Then there’s the usual resolutions about reading, learning a new language, eating and sleeping better, etc. I’ve made and broken them so many times that calling them resolutions is embarrassing. For instance, it’s not like I don’t read enough, but all I have to show for my reading resolution in 2024 are two brand new bookshelves and a hundred fresh, unopened books. I also got three books signed by their authors but I’ve read none of them beyond the first few chapters. Reading, in and of itself, can be a sufficiently transcendental experience. But for that I have to work hard to turn my living room (or my veranda, when the is out) into a fortress of solitude.

Cookie watching me read in the balcony

It is instead easier to leash the dog and walk off to a nearby park with a book under my arm. Unfortunately it’s still cloudy (and cold) in Delhi.

I recently met Amitava Kumar at a local bookstore. He was there to launch his latest book. When we spoke, I told him bravely that I was going on a sabbatical to “write more”. He asked me what about, and I said that I’m going to write about walking my dog. I was only half-truthful. Drafts upon drafts of about Cookie’s daily walks are lying around, and I haven’t finished a single one of them. Cookie hasn’t eaten my homework either.

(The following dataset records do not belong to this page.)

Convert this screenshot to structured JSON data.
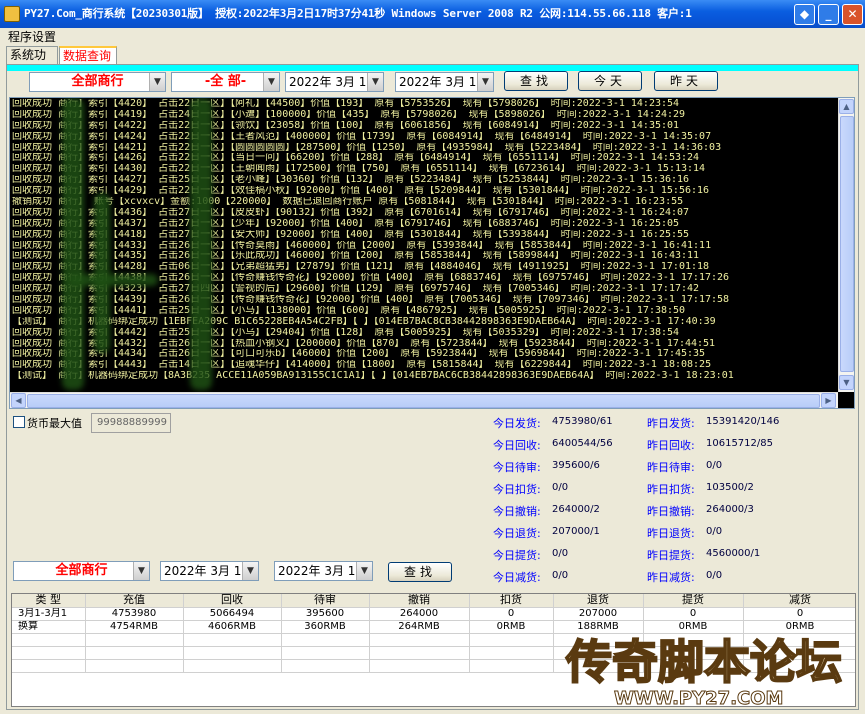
{
  "window": {
    "title": "PY27.Com_商行系统【20230301版】  授权:2022年3月2日17时37分41秒  Windows Server 2008 R2  公网:114.55.66.118  客户:1",
    "buttons": {
      "minimize": "_",
      "maximize": "□",
      "close": "✕"
    }
  },
  "menu": {
    "settings": "程序设置"
  },
  "tabs": [
    {
      "label": "系统功能"
    },
    {
      "label": "数据查询"
    }
  ],
  "query": {
    "merchant": "全部商行",
    "type": "-全  部-",
    "date_from": "2022年 3月 1日",
    "date_to": "2022年 3月 1日",
    "search": "查找",
    "today": "今天",
    "yesterday": "昨天"
  },
  "log_lines": [
    "回收成功  商行】索引【4420】   占击22日一区】【阿礼】【44500】价值【193】   原有【5753526】  现有【5798026】  时间:2022-3-1 14:23:54",
    "回收成功  商行】索引【4419】   占击24日一区】【小遭】【100000】价值【435】  原有【5798026】  现有【5898026】  时间:2022-3-1 14:24:29",
    "回收成功  商行】索引【4422】   占击22日一区】【领饮】【23058】价值【100】   原有【6061856】  现有【6084914】  时间:2022-3-1 14:35:01",
    "回收成功  商行】索引【4424】   占击22日一区】【王者风范】【400000】价值【1739】  原有【6084914】  现有【6484914】  时间:2022-3-1 14:35:07",
    "回收成功  商行】索引【4421】   占击22日一区】【圆圆圆圆圆】【287500】价值【1250】  原有【4935984】  现有【5223484】  时间:2022-3-1 14:36:03",
    "回收成功  商行】索引【4426】   占击22日一区】【当日一问】【66200】价值【288】   原有【6484914】  现有【6551114】  时间:2022-3-1 14:53:24",
    "回收成功  商行】索引【4430】   占击22日一区】【王朝闻雨】【172500】价值【750】  原有【6551114】  现有【6723614】  时间:2022-3-1 15:13:14",
    "回收成功  商行】索引【4427】   占击25日一区】【老小峰】【30360】价值【132】   原有【5223484】  现有【5253844】  时间:2022-3-1 15:36:16",
    "回收成功  商行】索引【4429】   占击22日一区】【效佳稿小秋】【92000】价值【400】  原有【5209844】  现有【5301844】  时间:2022-3-1 15:56:16",
    "撤销成功  商行】        账号【xcvxcv】金额:1000【220000】  数据已退回商行账户  原有【5081844】  现有【5301844】  时间:2022-3-1 16:23:55",
    "回收成功  商行】索引【4436】   占击27日一区】【皮皮虾】【90132】价值【392】  原有【6701614】  现有【6791746】  时间:2022-3-1 16:24:07",
    "回收成功  商行】索引【4437】   占击27日一区】【少年】【92000】价值【400】   原有【6791746】  现有【6883746】  时间:2022-3-1 16:25:05",
    "回收成功  商行】索引【4418】   占击27日一区】【安大师】【92000】价值【400】  原有【5301844】  现有【5393844】  时间:2022-3-1 16:25:55",
    "回收成功  商行】索引【4433】   占击26日一区】【传奇莫雨】【460000】价值【2000】  原有【5393844】  现有【5853844】  时间:2022-3-1 16:41:11",
    "回收成功  商行】索引【4435】   占击26日一区】【乐此成功】【46000】价值【200】  原有【5853844】  现有【5899844】  时间:2022-3-1 16:43:11",
    "回收成功  商行】索引【4428】   占击06日一区】【兄弟超猛男】【27879】价值【121】  原有【4884046】  现有【4911925】  时间:2022-3-1 17:01:18",
    "回收成功  商行】索引【4438】   占击26日一区】【传奇赚钱传奇花】【92000】价值【400】  原有【6883746】  现有【6975746】  时间:2022-3-1 17:17:26",
    "回收成功  商行】索引【4323】   占击27日四区】【警视的后】【29600】价值【129】  原有【6975746】  现有【7005346】  时间:2022-3-1 17:17:42",
    "回收成功  商行】索引【4439】   占击26日一区】【传奇赚钱传奇花】【92000】价值【400】  原有【7005346】  现有【7097346】  时间:2022-3-1 17:17:58",
    "回收成功  商行】索引【4441】   占击25日一区】【小马】【138000】价值【600】  原有【4867925】  现有【5005925】  时间:2022-3-1 17:38:50",
    "【测试】  商行】机器码绑定成功【1EBFEA209C    B1C65228EB4A54C2FB】【 】【014EB7BAC8CB38442898363E9DAEB64A】  时间:2022-3-1 17:40:39",
    "回收成功  商行】索引【4442】   占击25日一区】【小乌】【29404】价值【128】  原有【5005925】  现有【5035329】  时间:2022-3-1 17:38:54",
    "回收成功  商行】索引【4432】   占击26日一区】【热血小钢叉】【200000】价值【870】  原有【5723844】  现有【5923844】  时间:2022-3-1 17:44:51",
    "回收成功  商行】索引【4434】   占击26日一区】【可口可乐b】【46000】价值【200】  原有【5923844】  现有【5969844】  时间:2022-3-1 17:45:35",
    "回收成功  商行】索引【4443】   占击14日一区】【追魂华仔】【414000】价值【1800】  原有【5815844】  现有【6229844】  时间:2022-3-1 18:08:25",
    "【测试】  商行】机器码绑定成功【8A3B235 ACCE11A059BA913155C1C1A1】【 】【014EB7BAC6CB38442898363E9DAEB64A】  时间:2022-3-1 18:23:01"
  ],
  "currency_max": {
    "label": "货币最大值",
    "value": "99988889999"
  },
  "stats": {
    "today": [
      {
        "label": "今日发货:",
        "value": "4753980/61"
      },
      {
        "label": "今日回收:",
        "value": "6400544/56"
      },
      {
        "label": "今日待审:",
        "value": "395600/6"
      },
      {
        "label": "今日扣货:",
        "value": "0/0"
      },
      {
        "label": "今日撤销:",
        "value": "264000/2"
      },
      {
        "label": "今日退货:",
        "value": "207000/1"
      },
      {
        "label": "今日提货:",
        "value": "0/0"
      },
      {
        "label": "今日减货:",
        "value": "0/0"
      }
    ],
    "yesterday": [
      {
        "label": "昨日发货:",
        "value": "15391420/146"
      },
      {
        "label": "昨日回收:",
        "value": "10615712/85"
      },
      {
        "label": "昨日待审:",
        "value": "0/0"
      },
      {
        "label": "昨日扣货:",
        "value": "103500/2"
      },
      {
        "label": "昨日撤销:",
        "value": "264000/3"
      },
      {
        "label": "昨日退货:",
        "value": "0/0"
      },
      {
        "label": "昨日提货:",
        "value": "4560000/1"
      },
      {
        "label": "昨日减货:",
        "value": "0/0"
      }
    ]
  },
  "bottom_query": {
    "merchant": "全部商行",
    "date_from": "2022年 3月 1日",
    "date_to": "2022年 3月 1日",
    "search": "查找"
  },
  "table": {
    "headers": [
      "类 型",
      "充值",
      "回收",
      "待审",
      "撤销",
      "扣货",
      "退货",
      "提货",
      "减货"
    ],
    "rows": [
      [
        "3月1-3月1",
        "4753980",
        "5066494",
        "395600",
        "264000",
        "0",
        "207000",
        "0",
        "0"
      ],
      [
        "换算",
        "4754RMB",
        "4606RMB",
        "360RMB",
        "264RMB",
        "0RMB",
        "188RMB",
        "0RMB",
        "0RMB"
      ]
    ]
  },
  "watermark": {
    "title": "传奇脚本论坛",
    "url": "WWW.PY27.COM"
  }
}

And then there are unfinished drafts about so many other things - about my conversations with friends about the impostor syndrome, about how different authors end an essay, about technical debt, about teaching and learning data science and programming… (all of these phrases better be hyperlinked with the finished posts by the end of the year, I tell myself). So writing needs to be a resolution - much more than reading.

Finally, there are resolutions about hard skills, vocation and career capital. I decided to take a break from work because it had become increasingly apparent that I was spending more time solving people’s communication problems that their technical problems. “Welcome to management!” said SVS when I told him this. Moreover, technical problems that emerge from bad communication are the worst of the lot - and I don’t get paid nearly enough for solving them. Anand says that communicating clearly in code and in English is a rare skill. If that’s the case, perhaps crafting a niche role for myself is in order, and that’s going to take some work. My sabbatical could not have been timed better.

I started by saying that I didn’t know, and didn’t care, what my resolutions and goals were. But taking the time to ruminate upon and discover resolutions (in no small part by writing this) seems to have illuminated at least a few lighthouses on the horizon. The fortitude and discipline needed to sail to them in time - that remains another matter entirely.

But here’s to the first steps…

“If you have built castles in the air, your work need not be lost; that is where they should be. Now put the foundations under them.”